TPT - source data enclosed with double quotes and delimited by pipe (|)

Tools & Utilities
Teradata Employee

Re: TPT - source data enclosed with double quotes and delimited by pipe (|)

1. TPT is the load/unload product that we would like everyone t use.

2. The table can have any data types as long as a conversion from VARCHAR to that data type is supported by Teradata. There is no limitation that the column data types of the table being loaded with delimited data has to be all VARCHAR. (The schema in the script must be all VARCHAR, but that is not the same thing.)

3. We prefer you not to use FastLoad. Please use TPT instead of FastLoad. FastLoad is a capped utility and no new features are being added to that utility.

4. I am not familiar with the express version of Teradata on VMWare. If the installation only allows 2 AMPs then that can probably not be increased. You should check the documentation to see if there is a method for changing the configuration.

5. FastLoad does not allow skipping a header row in a file with delimited records. TPT does. Please refer to #3.

6. Yes, it looks like TDLOAD will support the "Quoted Data" feature. You will need to specify a job variable file on the command line and in that file, provide a value for the pre-defined job variables for the feature.
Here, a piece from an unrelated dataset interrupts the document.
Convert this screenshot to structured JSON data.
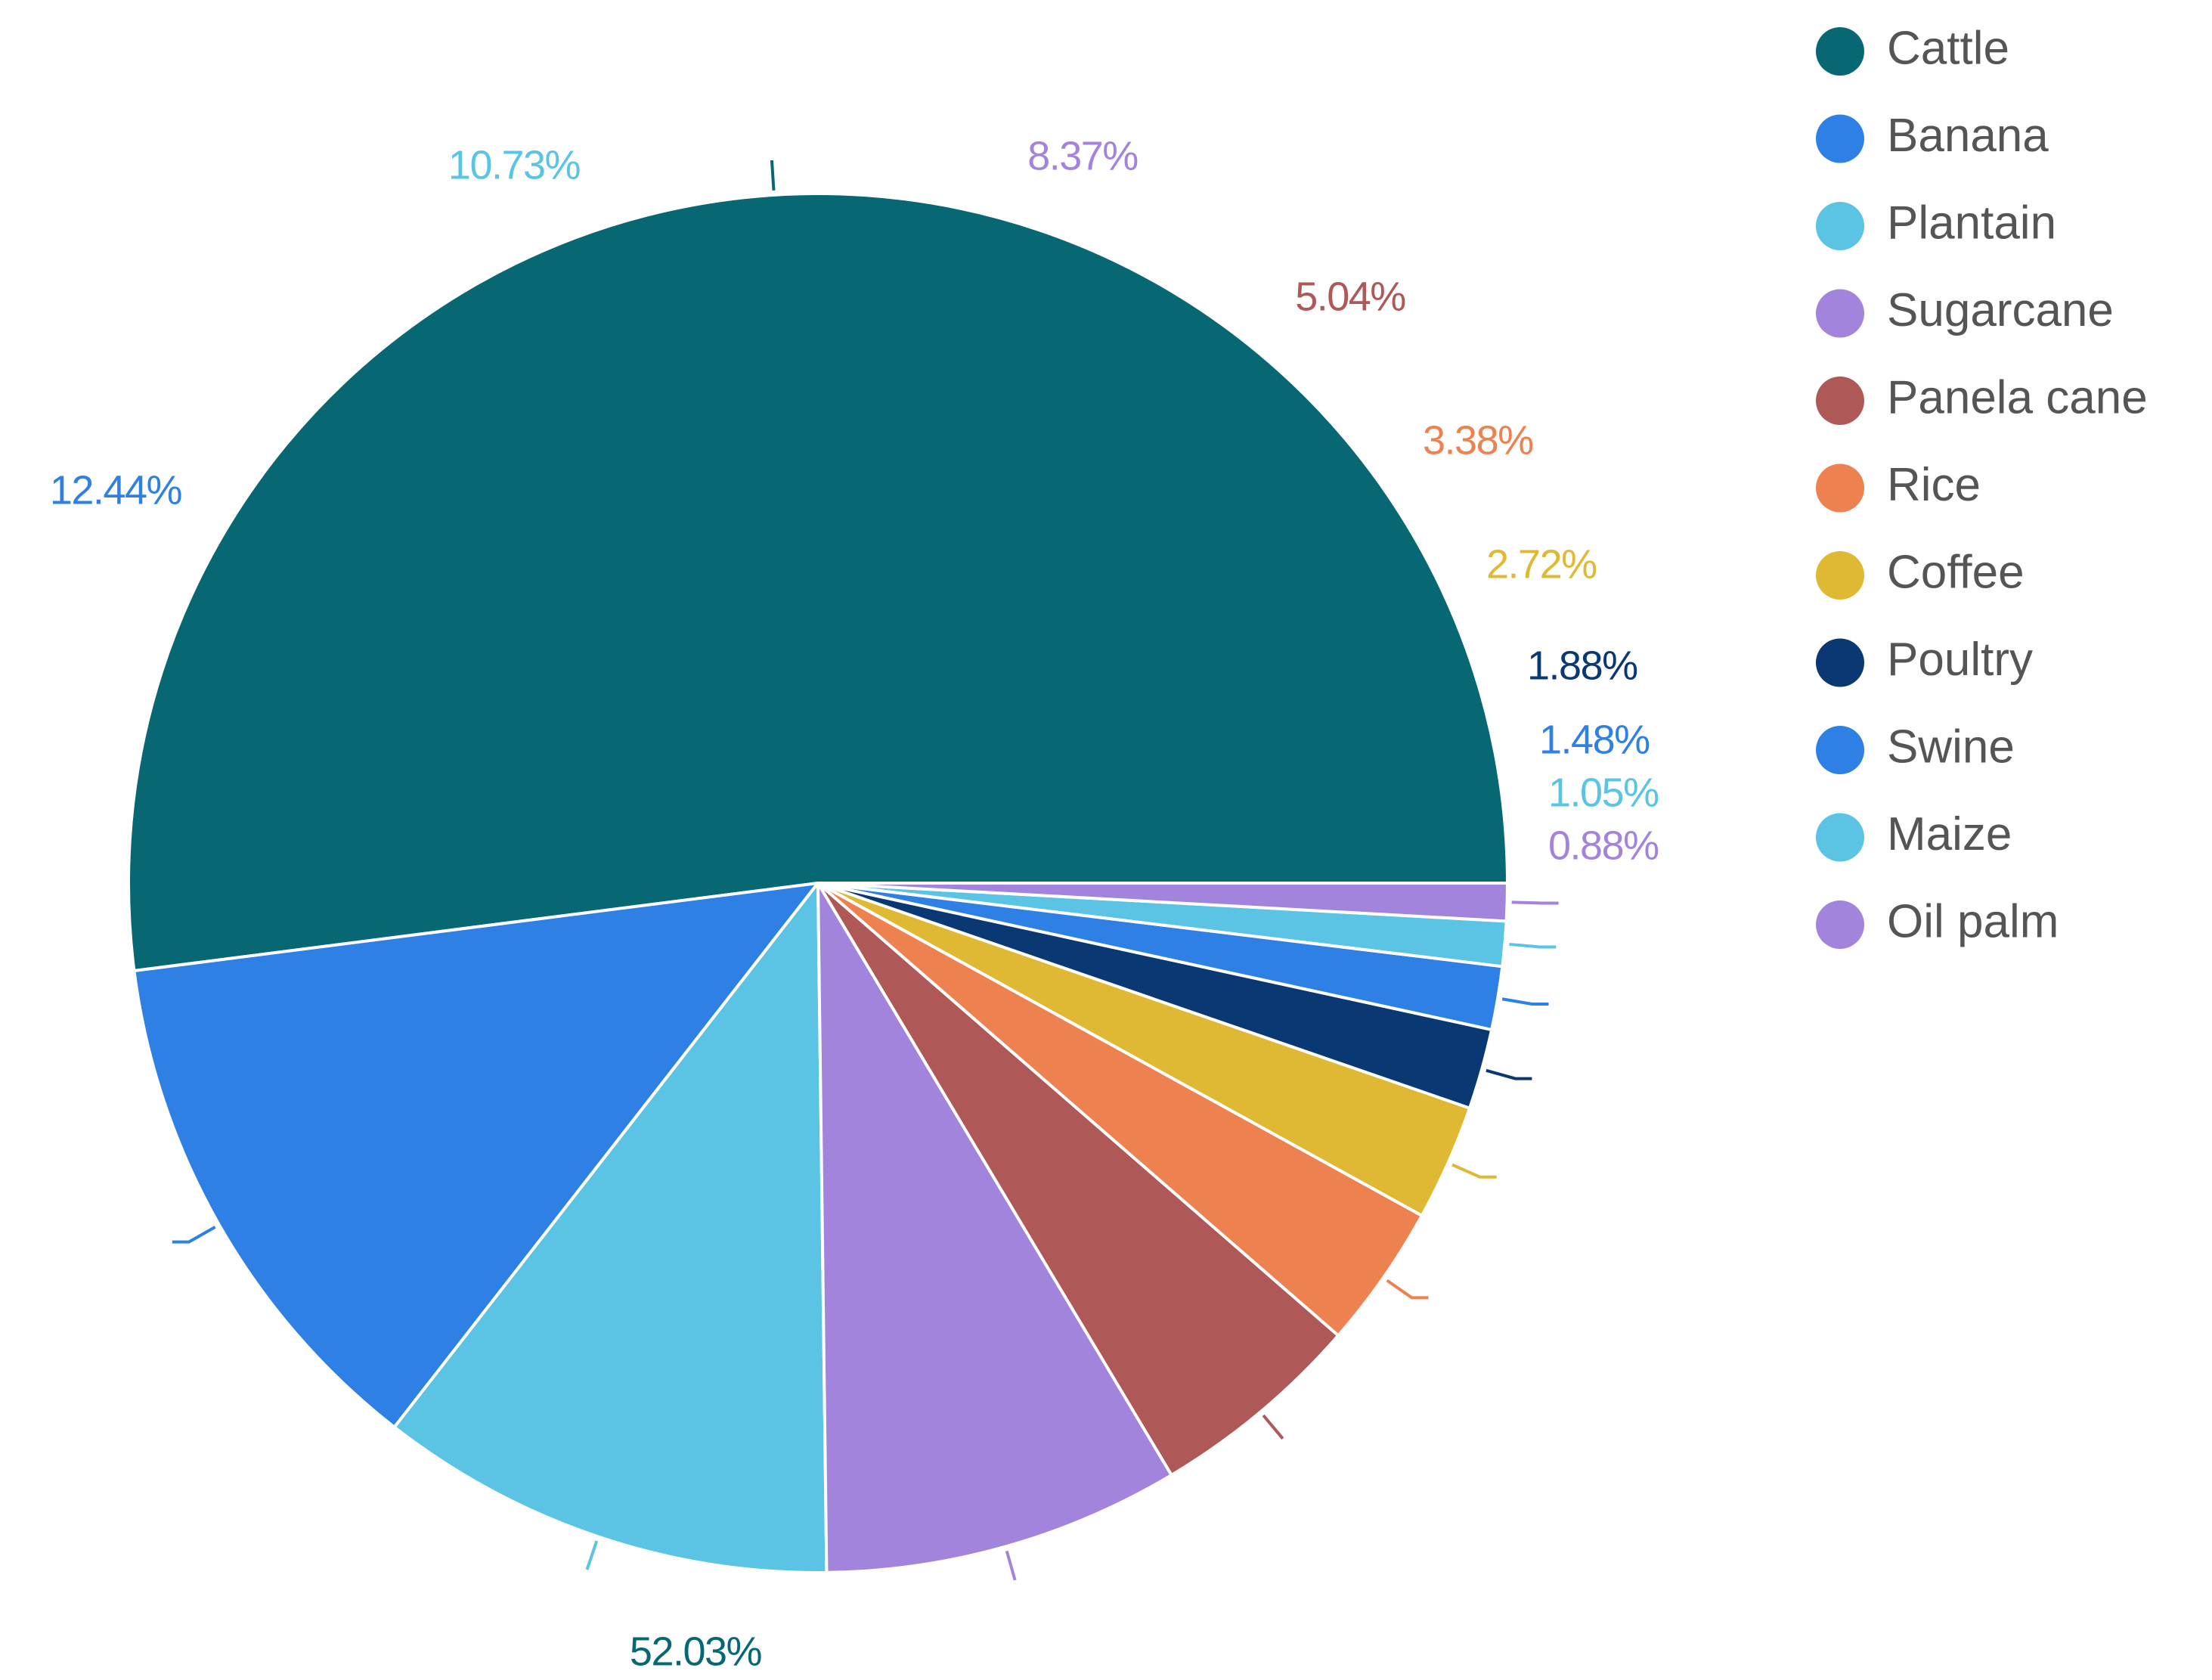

For quoted data, the job variable name is DCPQuotedData. For skipping a header row (or set of header rows), the job variable name is DCPSkipRows (provide a number for the number of rows to skip).
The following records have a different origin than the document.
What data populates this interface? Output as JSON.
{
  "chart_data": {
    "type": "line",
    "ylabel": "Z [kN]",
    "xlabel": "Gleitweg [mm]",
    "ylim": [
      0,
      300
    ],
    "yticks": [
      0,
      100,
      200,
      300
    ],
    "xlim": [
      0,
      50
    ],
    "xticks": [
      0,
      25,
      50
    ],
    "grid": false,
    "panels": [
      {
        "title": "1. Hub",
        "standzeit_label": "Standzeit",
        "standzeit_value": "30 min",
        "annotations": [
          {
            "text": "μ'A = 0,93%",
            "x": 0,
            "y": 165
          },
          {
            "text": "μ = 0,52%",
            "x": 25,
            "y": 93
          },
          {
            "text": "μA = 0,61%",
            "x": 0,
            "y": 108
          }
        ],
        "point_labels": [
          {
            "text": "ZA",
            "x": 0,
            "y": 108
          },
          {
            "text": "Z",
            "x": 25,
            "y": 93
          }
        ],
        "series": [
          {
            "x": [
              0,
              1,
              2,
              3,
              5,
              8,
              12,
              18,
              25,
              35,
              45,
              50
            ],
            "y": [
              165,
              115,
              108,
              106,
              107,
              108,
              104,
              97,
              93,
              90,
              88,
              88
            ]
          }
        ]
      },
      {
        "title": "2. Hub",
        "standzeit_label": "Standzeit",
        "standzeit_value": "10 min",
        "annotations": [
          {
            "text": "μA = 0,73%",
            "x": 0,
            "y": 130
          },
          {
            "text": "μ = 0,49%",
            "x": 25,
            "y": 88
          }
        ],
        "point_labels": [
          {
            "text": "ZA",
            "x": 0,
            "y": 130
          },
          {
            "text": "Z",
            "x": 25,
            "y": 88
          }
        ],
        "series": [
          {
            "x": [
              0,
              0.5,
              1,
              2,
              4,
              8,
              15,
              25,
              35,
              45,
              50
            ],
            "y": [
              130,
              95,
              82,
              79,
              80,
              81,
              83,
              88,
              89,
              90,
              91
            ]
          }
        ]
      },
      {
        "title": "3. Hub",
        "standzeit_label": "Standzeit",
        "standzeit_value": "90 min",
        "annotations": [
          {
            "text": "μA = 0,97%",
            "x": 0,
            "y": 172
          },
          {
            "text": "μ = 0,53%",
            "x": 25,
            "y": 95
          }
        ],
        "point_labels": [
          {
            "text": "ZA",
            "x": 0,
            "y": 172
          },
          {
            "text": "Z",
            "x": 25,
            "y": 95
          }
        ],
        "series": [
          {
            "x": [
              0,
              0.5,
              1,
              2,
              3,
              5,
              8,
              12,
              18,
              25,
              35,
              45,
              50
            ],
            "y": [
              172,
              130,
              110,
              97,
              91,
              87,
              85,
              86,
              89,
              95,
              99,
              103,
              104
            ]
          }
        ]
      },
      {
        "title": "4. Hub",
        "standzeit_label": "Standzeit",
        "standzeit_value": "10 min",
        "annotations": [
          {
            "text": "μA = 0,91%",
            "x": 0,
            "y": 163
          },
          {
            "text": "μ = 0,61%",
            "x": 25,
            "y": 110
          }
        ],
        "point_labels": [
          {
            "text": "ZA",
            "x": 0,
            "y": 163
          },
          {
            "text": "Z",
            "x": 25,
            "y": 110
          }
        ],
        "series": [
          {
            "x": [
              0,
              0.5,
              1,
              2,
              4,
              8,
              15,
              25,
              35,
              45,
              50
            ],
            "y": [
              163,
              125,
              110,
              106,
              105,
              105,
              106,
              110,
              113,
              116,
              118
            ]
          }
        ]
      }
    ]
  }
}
TDLOAD (also known as a feature of TPT called EasyLoader) uses operator templates under the covers. These templates provide the pre-defined job variables to be specified by the user. If you look in the install directory for TPT you will see a directory called "templates". In there you can take a look at the templates for all operators and look up the attributes that are supported by the operator and the corresponding job variable names to be specified when using the TDLOAD feature.

Hope this helps!

-- SteveF
Enthusiast

Re: TPT - source data enclosed with double quotes and delimited by pipe (|)

Hi Steve,

Thanks for answering all my queries. And sorry for bothering again n again.

I have few more queries - 

1. In TPT script, why we require - (The schema in the script must be all VARCHAR, but that is not the same thing.) . When we are specifying all the datatypes in the table creation. Why we cannot define the other datatypes(other tha VARCHAR) in the schema? Is it that TPT reads/understand data from file as VARCHAR only, and then convert it into the required datatypes while loading the data?
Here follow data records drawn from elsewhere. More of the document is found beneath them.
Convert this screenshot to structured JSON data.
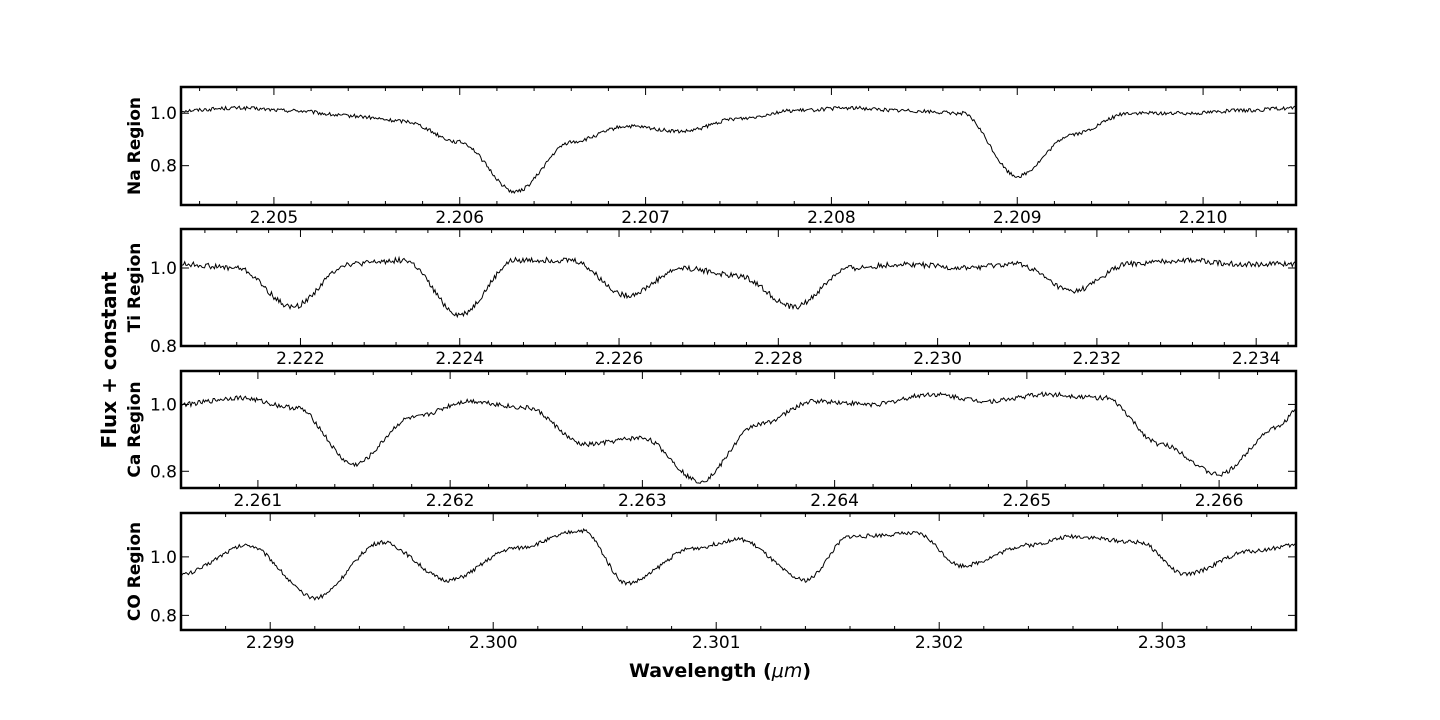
{
  "chart_data": [
    {
      "type": "line",
      "ylabel": "Na Region",
      "xlim": [
        2.2045,
        2.2105
      ],
      "ylim": [
        0.65,
        1.1
      ],
      "xticks": [
        "2.205",
        "2.206",
        "2.207",
        "2.208",
        "2.209",
        "2.210"
      ],
      "yticks": [
        "0.8",
        "1.0"
      ],
      "grid": false,
      "series": [
        {
          "x": [
            2.2045,
            2.2048,
            2.2051,
            2.2054,
            2.2057,
            2.206,
            2.2063,
            2.2066,
            2.2069,
            2.2072,
            2.2075,
            2.2078,
            2.2081,
            2.2084,
            2.2087,
            2.209,
            2.2093,
            2.2096,
            2.2099,
            2.2102,
            2.2105
          ],
          "y": [
            1.01,
            1.02,
            1.01,
            0.99,
            0.97,
            0.89,
            0.7,
            0.89,
            0.95,
            0.93,
            0.98,
            1.01,
            1.02,
            1.01,
            1.0,
            0.76,
            0.92,
            1.0,
            1.0,
            1.01,
            1.02
          ]
        }
      ]
    },
    {
      "type": "line",
      "ylabel": "Ti Region",
      "xlim": [
        2.2205,
        2.2345
      ],
      "ylim": [
        0.8,
        1.1
      ],
      "xticks": [
        "2.222",
        "2.224",
        "2.226",
        "2.228",
        "2.230",
        "2.232",
        "2.234"
      ],
      "yticks": [
        "0.8",
        "1.0"
      ],
      "grid": false,
      "series": [
        {
          "x": [
            2.2205,
            2.2212,
            2.2219,
            2.2226,
            2.2233,
            2.224,
            2.2247,
            2.2254,
            2.2261,
            2.2268,
            2.2275,
            2.2282,
            2.2289,
            2.2296,
            2.2303,
            2.231,
            2.2317,
            2.2324,
            2.2331,
            2.2338,
            2.2345
          ],
          "y": [
            1.01,
            1.0,
            0.9,
            1.01,
            1.02,
            0.88,
            1.02,
            1.02,
            0.93,
            1.0,
            0.98,
            0.9,
            1.0,
            1.01,
            1.0,
            1.01,
            0.94,
            1.01,
            1.02,
            1.01,
            1.01
          ]
        }
      ]
    },
    {
      "type": "line",
      "ylabel": "Ca Region",
      "xlim": [
        2.2606,
        2.2664
      ],
      "ylim": [
        0.75,
        1.1
      ],
      "xticks": [
        "2.261",
        "2.262",
        "2.263",
        "2.264",
        "2.265",
        "2.266"
      ],
      "yticks": [
        "0.8",
        "1.0"
      ],
      "grid": false,
      "series": [
        {
          "x": [
            2.2606,
            2.2609,
            2.2612,
            2.2615,
            2.2618,
            2.2621,
            2.2624,
            2.2627,
            2.263,
            2.2633,
            2.2636,
            2.2639,
            2.2642,
            2.2645,
            2.2648,
            2.2651,
            2.2654,
            2.2657,
            2.266,
            2.2663,
            2.2664
          ],
          "y": [
            1.0,
            1.02,
            0.99,
            0.82,
            0.96,
            1.01,
            0.99,
            0.88,
            0.9,
            0.77,
            0.94,
            1.01,
            1.0,
            1.03,
            1.01,
            1.03,
            1.02,
            0.88,
            0.79,
            0.93,
            0.98
          ]
        }
      ]
    },
    {
      "type": "line",
      "ylabel": "CO Region",
      "xlim": [
        2.2986,
        2.3036
      ],
      "ylim": [
        0.75,
        1.15
      ],
      "xticks": [
        "2.299",
        "2.300",
        "2.301",
        "2.302",
        "2.303"
      ],
      "yticks": [
        "0.8",
        "1.0"
      ],
      "grid": false,
      "series": [
        {
          "x": [
            2.2986,
            2.2989,
            2.2992,
            2.2995,
            2.2998,
            2.3001,
            2.3004,
            2.3006,
            2.3009,
            2.3011,
            2.3014,
            2.3016,
            2.3019,
            2.3021,
            2.3024,
            2.3026,
            2.3029,
            2.3031,
            2.3034,
            2.3036
          ],
          "y": [
            0.94,
            1.04,
            0.86,
            1.05,
            0.92,
            1.03,
            1.09,
            0.91,
            1.03,
            1.06,
            0.92,
            1.07,
            1.08,
            0.97,
            1.04,
            1.07,
            1.05,
            0.94,
            1.02,
            1.04
          ]
        }
      ]
    }
  ],
  "xlabel": "Wavelength (",
  "xlabel_unit": "μm",
  "xlabel_close": ")",
  "common_ylabel": "Flux + constant"
}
2. Does the columnar data storage in itself is compression? Or Compresion is something different.

3. Does compression only support maximum of distinct values of 256. And is it require to specify those values? Why TD in itself find and compress the distinct values in that column.

4. It will be great if you can give me some link or steps/process to increase the no. of AMP's. I would like to try it on my VMWARE version.

Regards

Atul

Teradata Employee

Re: TPT - source data enclosed with double quotes and delimited by pipe (|)

With delimited data (also known as CSV data), the data is all character, and the fields are varying in length. Thus, by definition, the data is VARCHAR.

If the user wants the utility to read in "integer", or "decimal", then that numeric data is provided in some type of binary format.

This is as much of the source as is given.